Company type | Private |
---|---|
Industry | Pharmaceutical |
Founded | (1954 | )
Founder | Jacques Servier |
Headquarters | , |
Products | Pharmaceuticals |
Revenue | €4.2 billion (FY 2018) |
Number of employees | 22,000 |
Website | Official website |
Footnotes / references [1][2] |
Servier Laboratories (French: Laboratoires Servier, often abbreviated to Servier) is an international pharmaceutical company governed by a non-profit foundation, with its headquarters in France (Suresnes).[3]

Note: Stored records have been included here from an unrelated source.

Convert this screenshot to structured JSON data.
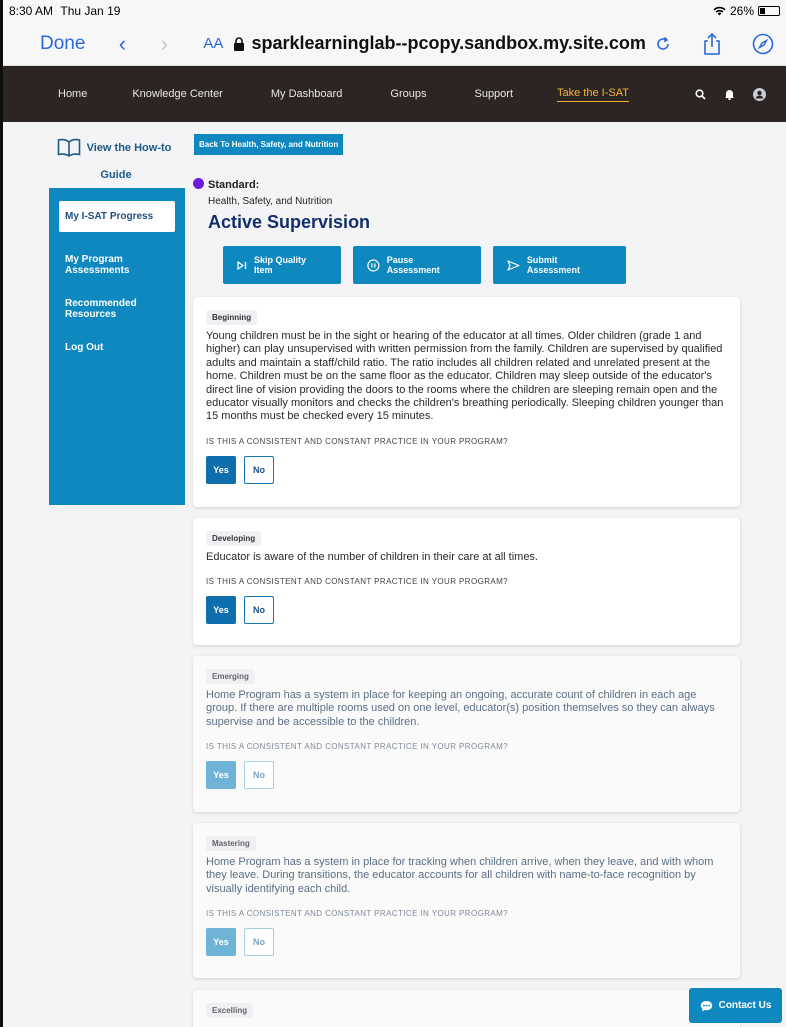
{
  "status_bar": {
    "time": "8:30 AM",
    "date": "Thu Jan 19",
    "battery": "26%",
    "battery_level": 0.26
  },
  "safari": {
    "done_label": "Done",
    "aa_label": "AA",
    "url": "sparklearninglab--pcopy.sandbox.my.site.com"
  },
  "nav": {
    "home": "Home",
    "knowledge_center": "Knowledge Center",
    "dashboard": "My Dashboard",
    "groups": "Groups",
    "support": "Support",
    "take_isat": "Take the I-SAT",
    "active_color": "#f2b335"
  },
  "howto": {
    "label_line1": "View the How-to",
    "label_line2": "Guide"
  },
  "sidebar": {
    "items": [
      {
        "label": "My I-SAT Progress"
      },
      {
        "label": "My Program Assessments"
      },
      {
        "label": "Recommended Resources"
      },
      {
        "label": "Log Out"
      }
    ]
  },
  "back_button": "Back To Health, Safety, and Nutrition",
  "standard": {
    "label": "Standard:",
    "category": "Health, Safety, and Nutrition",
    "title": "Active Supervision"
  },
  "actions": {
    "skip": "Skip Quality Item",
    "pause": "Pause Assessment",
    "submit": "Submit Assessment"
  },
  "question_text": "IS THIS A CONSISTENT AND CONSTANT PRACTICE IN YOUR PROGRAM?",
  "yes_label": "Yes",
  "no_label": "No",
  "cards": [
    {
      "level": "Beginning",
      "description": "Young children must be in the sight or hearing of the educator at all times. Older children (grade 1 and higher) can play unsupervised with written permission from the family. Children are supervised by qualified adults and maintain a staff/child ratio. The ratio includes all children related and unrelated present at the home. Children must be on the same floor as the educator. Children may sleep outside of the educator's direct line of vision providing the doors to the rooms where the children are sleeping remain open and the educator visually monitors and checks the children's breathing periodically. Sleeping children younger than 15 months must be checked every 15 minutes."
    },
    {
      "level": "Developing",
      "description": "Educator is aware of the number of children in their care at all times."
    },
    {
      "level": "Emerging",
      "description": "Home Program has a system in place for keeping an ongoing, accurate count of children in each age group. If there are multiple rooms used on one level, educator(s) position themselves so they can always supervise and be accessible to the children."
    },
    {
      "level": "Mastering",
      "description": "Home Program has a system in place for tracking when children arrive, when they leave, and with whom they leave. During transitions, the educator accounts for all children with name-to-face recognition by visually identifying each child."
    },
    {
      "level": "Excelling",
      "description": ""
    }
  ],
  "contact_label": "Contact Us",
  "colors": {
    "brand_blue": "#0f87bf",
    "nav_dark": "#2d2424",
    "title_navy": "#132f6b",
    "standard_dot": "#6c1bd8"
  }
}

The consolidated turnover for the 2018 financial year was €4.2 billion.[4] Servier is the leading French independent pharmaceutical company, and the second largest French pharmaceutical company. It has branches in 149 countries, achieving 82% of its sales outside France.[5][6] The company reportedly invests a little under 25% of its turnover in research and development, which occupies 3,000 of its 22,000 employees worldwide.[7] The company's production sites produced 853 million drug boxes in 2013.[5]

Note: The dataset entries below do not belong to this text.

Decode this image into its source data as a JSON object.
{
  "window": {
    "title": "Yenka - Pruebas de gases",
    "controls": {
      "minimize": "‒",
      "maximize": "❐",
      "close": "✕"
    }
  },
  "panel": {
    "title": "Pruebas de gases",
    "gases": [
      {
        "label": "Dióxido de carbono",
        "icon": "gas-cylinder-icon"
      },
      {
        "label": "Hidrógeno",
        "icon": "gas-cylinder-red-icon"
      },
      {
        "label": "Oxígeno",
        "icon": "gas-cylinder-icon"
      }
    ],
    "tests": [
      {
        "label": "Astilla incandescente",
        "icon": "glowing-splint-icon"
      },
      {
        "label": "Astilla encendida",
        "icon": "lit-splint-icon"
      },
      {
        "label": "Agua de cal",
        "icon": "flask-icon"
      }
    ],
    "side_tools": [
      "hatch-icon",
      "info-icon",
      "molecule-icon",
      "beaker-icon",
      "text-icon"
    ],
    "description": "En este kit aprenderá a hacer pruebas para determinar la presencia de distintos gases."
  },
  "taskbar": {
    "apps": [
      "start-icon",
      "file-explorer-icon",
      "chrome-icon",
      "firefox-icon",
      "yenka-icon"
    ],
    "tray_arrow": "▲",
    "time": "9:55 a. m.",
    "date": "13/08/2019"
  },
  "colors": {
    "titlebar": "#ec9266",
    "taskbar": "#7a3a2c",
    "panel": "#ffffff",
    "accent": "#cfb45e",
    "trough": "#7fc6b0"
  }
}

The Servier Clinical Support Unit in Gidy (near Orléans), which produces drugs for clinical trials, is the largest unit of its kind in Europe.[8] Servier Laboratories is a full member of the European Federation of Pharmaceutical Industries and Associations (EFPIA).[9]
In 2018, Servier finalized the acquisition of Shire’s oncology branch in Boston and named David K. Lee as CEO. The official opening of Servier's new U.S. headquarters took place in 2019.[4]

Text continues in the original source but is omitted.